It is illegal to traffic wild elephants into captivity, but where money is to be made that doesn’t stop people trying. Thailand has a new national DNA database of all captive elephants. It has shown its worth this week by proving two young elephants in a Thai tourist camp often frequented by UK tourists in southern Thailand are not in fact the offspring of captive elephant parents as claimed.
This significant finding proves that the DNA registration system is working and could be the first of many incidents of this nature now that Thailand has bowed down to pressure from NGO Elephant Family and other partners and put this protection system in place.

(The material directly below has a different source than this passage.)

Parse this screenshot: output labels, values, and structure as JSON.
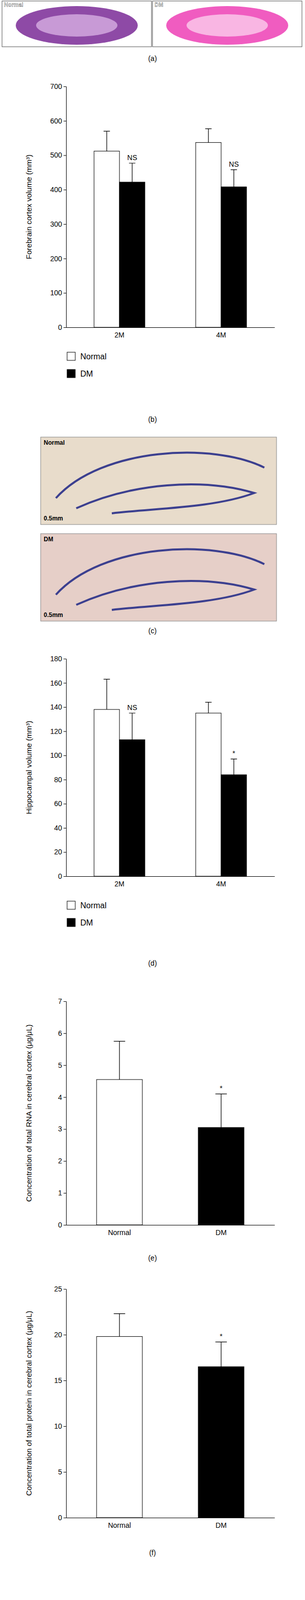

“With the new DNA registration system properly in place, we can finally start to close these loopholes and crack down on smugglers who are taking elephants from the wild, ” says Ruth Powys, CEO at Elephant Family.
Last October, Thailand introduced a new law for all elephant owners to adopt a DNA Registration System. The system will help better track captive elephants and prevent elephants being smuggled from the wild and disguised as captive elephants, fuelled by the lucrative tourist industry.
To date over 3,440 captive elephants - almost 99% of the animals’ total documented population in Thailand – have already been registered for DNA checks to help verify their identity and origins, with the remainder of captive elephants to be completed by the end of this month.
With less than 50,000 Asian elephants left in the wild today, this crucial milestone will help protect both captive and wild elephants and ensure that the wild population doesn’t continue to be further fragmented.